Огромные кисти Дармова заставляли Азамата нервничать. Сильные, с выбитыми костяшками, белые и гладкие. Из-под рукавов темно-зеленой рубашки, жестко топорщась, выглядывала густая рыжеватая поросль, а на кистях и пальцах ее не было. А уж глядя на сами пальцы, с расплющенными и тупыми овалами ногтей, Азамат радовался, потому что Петр Ильич не работал в единственном лазарете города урологом. А у него, Пули, никогда не возникало желания проверить простату.

– Ну, к делу, так к делу… – Петр Ильич нажал на кнопку звонка, утопленного в стол. Дверь скрипнула, пропуская дневального. – А принеси-ка, братец, нам чайку. Азамат, ты же не откажешься от травничка? Да еще с медком? Вот и я так же сразу подумал, что не откажешься. Та-а-а-к, бывший боец бывшего отряда ОСНАЗ, поведай мне, каким же хитрым путем догадался о деле, имеющем к твоей персоне самое непосредственное отношение?

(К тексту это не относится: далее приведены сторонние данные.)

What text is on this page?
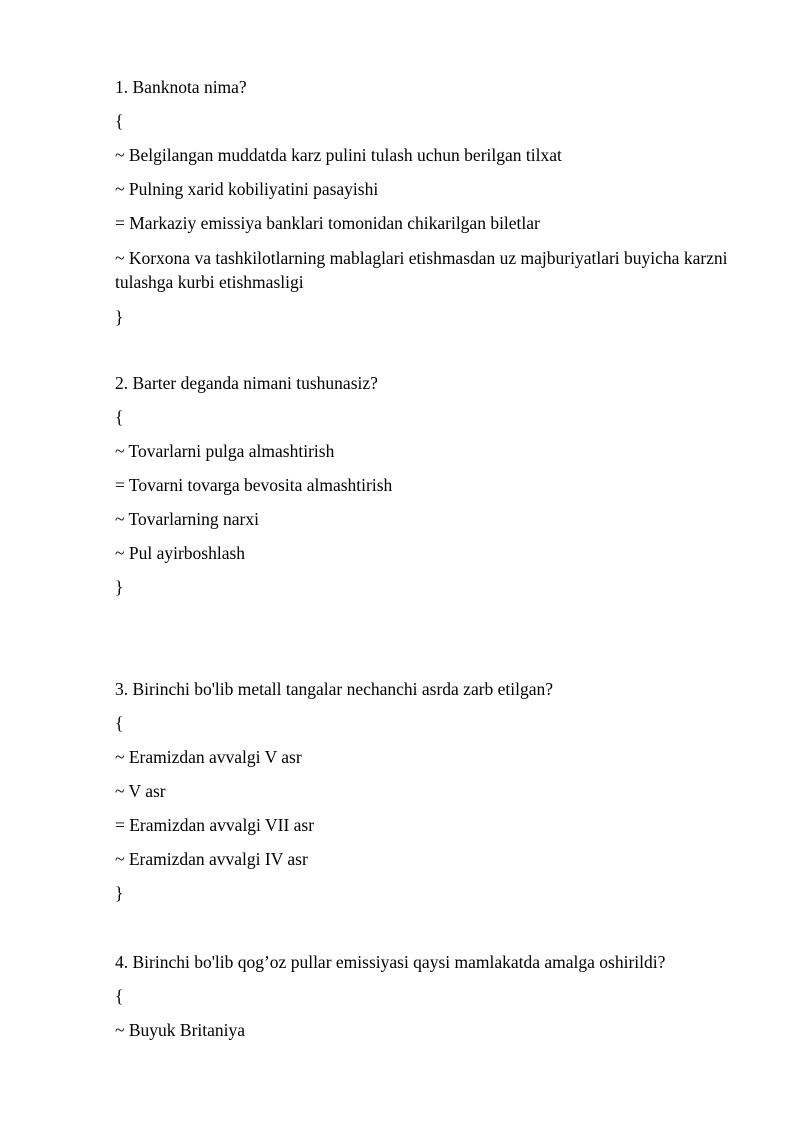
1. Banknota nima?
{
~ Belgilangan muddatda karz pulini tulash uchun berilgan tilxat
~ Pulning xarid kobiliyatini pasayishi
= Markaziy emissiya banklari tomonidan chikarilgan biletlar
~ Korxona va tashkilotlarning mablaglari etishmasdan uz majburiyatlari buyicha karzni tulashga kurbi etishmasligi
}
2. Barter deganda nimani tushunasiz?
{
~ Tovarlarni pulga almashtirish
= Tovarni tovarga bevosita almashtirish
~ Tovarlarning narxi
~ Pul ayirboshlash
}
3. Birinchi bo'lib metall tangalar nechanchi asrda zarb etilgan?
{
~ Eramizdan avvalgi V asr
~ V asr
= Eramizdan avvalgi VII asr
~ Eramizdan avvalgi IV asr
}
4. Birinchi bo'lib qog’oz pullar emissiyasi qaysi mamlakatda amalga oshirildi?
{
~ Buyuk Britaniya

Азамат чуть подвигал затекшими плечами. Запястья потихоньку наливались тяжестью, перемешенной с зудом, огнем пробегавшим по сосудам.

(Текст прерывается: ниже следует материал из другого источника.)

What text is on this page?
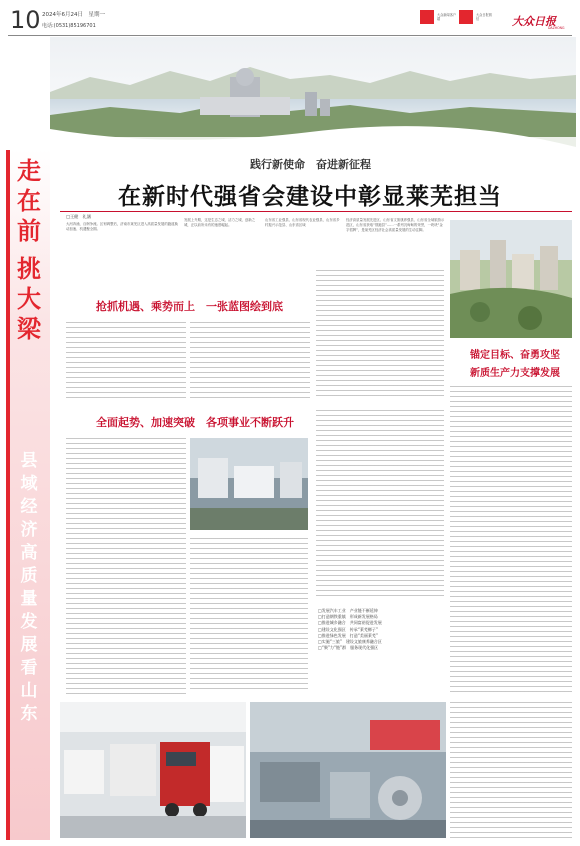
10 2024年6月24日　星期一
电话:(0531)85196701
大众新闻客户端
大众日报微信	大众日报
DAZHONG
走在前
挑大梁
县域经济高质量发展看山东
践行新使命　奋进新征程
在新时代强省会建设中彰显莱芜担当
□王健　礼涵
大河奔涌，百舸争流。区划调整后，济南市莱芜区进入高质量发展的跑道换动加速、机遇聚全期。
发展上升期，这是生态之城、活力之城、创新之城，正以前所未有的速度崛起。
山东省工业强县、山东省现代农业强县、山东省乡村振兴示范县、山东省区域
经济高质量发展先进区、山东省文旅康养强县、山东省全域旅游示范区，山东省获取“领跑县”……一系列沉甸甸的荣誉，一块块“金字招牌”，是莱芜区经济社会高质量发展的生动注脚。
抢抓机遇、乘势而上　一张蓝图绘到底
全面起势、加速突破　各项事业不断跃升
□发展汽车工业　产业链不断延伸
□打造钢铁重镇　形成新发展格局
□推进城乡融合　共同富裕促进发展
□建设文化强区　传承“莱芜梆子”
□推进绿色发展　打造“美丽莱芜”
□实施“三旅”　建设文旅康养融合区
□“聚”力“链”群　服务现代化强区
锚定目标、奋勇攻坚
新质生产力支撑发展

– Тоже мне, секрет Полишинеля… – Пуля поерзал на стуле. Твердые края врезались в ляжки очень ощутимо. – Обязательно поделюсь, но вот только мне очень интересны две вещи.

– Это какие?

– Где девочка? И где мой кот?

Дармов снова расплылся в улыбке. Азамату хотелось сплюнуть от злости, а этому хоть бы что – так бы и сидел дальше, улыбчивый да довольный.

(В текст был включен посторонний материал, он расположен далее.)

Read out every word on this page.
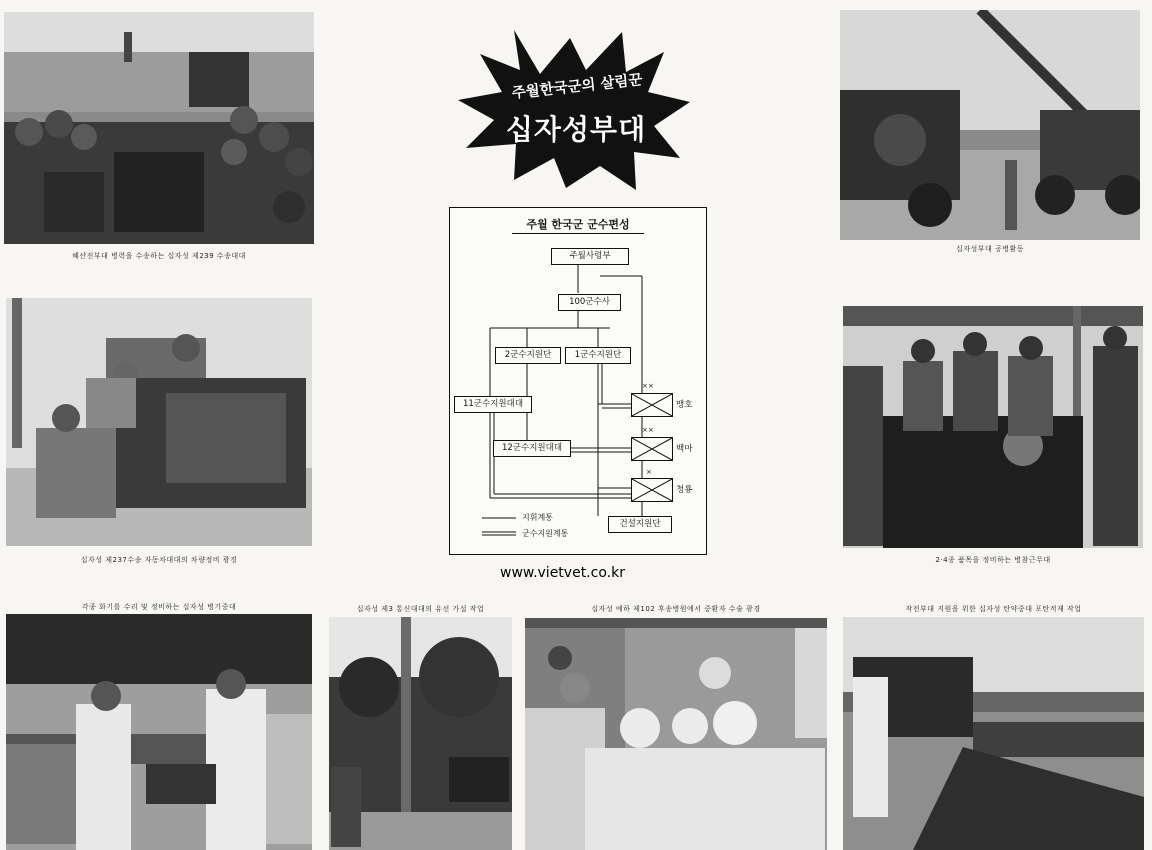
혜산진부대 병력을 수송하는 십자성 제239 수송대대
십자성부대 공병활동
십자성 제237수송 자동차대대의 차량정비 광경	2·4종 품목을 정비하는 병참근무대
각종 화기를 수리 및 정비하는 십자성 병기중대	십자성 제3 통신대대의 유선 가설 작업	십자성 예하 제102 후송병원에서 중환자 수술 광경	작전부대 지원을 위한 십자성 탄약중대 포탄적재 작업
주월한국군의 살림꾼
십자성부대
주월 한국군 군수편성
주월사령부
100군수사
2군수지원단	1군수지원단
11군수지원대대
12군수지원대대
건설지원단
××
맹호
××
백마
×
청룡
지휘계통
군수지원계통
www.vietvet.co.kr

– Девочка твоя, дочка Михаила Сосновцева, сейчас находится в здании СБ. Пока, во всяком случае. А вот где мутант, что повсюду таскается за тобой, я не знаю. Мало того, что кошак жив, и не пристрелен тобой лично из-за явно нарушенного генома и опасности для жителей республики, так он еще и удрал, как доложили санитары.

Азамат скрипнул от злости зубами. Плохо дело, что сказать. Раз Леночка здесь, значит у Дармова к нему явно нечистое дело. Идти в отказ, заявлять, мол, нет, она мне никто, глупо – была бы никем, так не полез бы за ней единолично к навье.

– Так ты, отставник, поведаешь нам с Евгенией свои предположения по поводу причины твоего визита в СБ?

– Мне надо сделать что-то для вас. Тихо и незаметно.

– Каков молодец, а! – Дармов хлопнул ручищей по столу. Вошедший дневальный чуть не уронил с испуга чайник. Петр Ильич неодобрительно покосился на него и отрубил короткими фразами: – Поставь сюда. Кружки у меня есть. Выйди.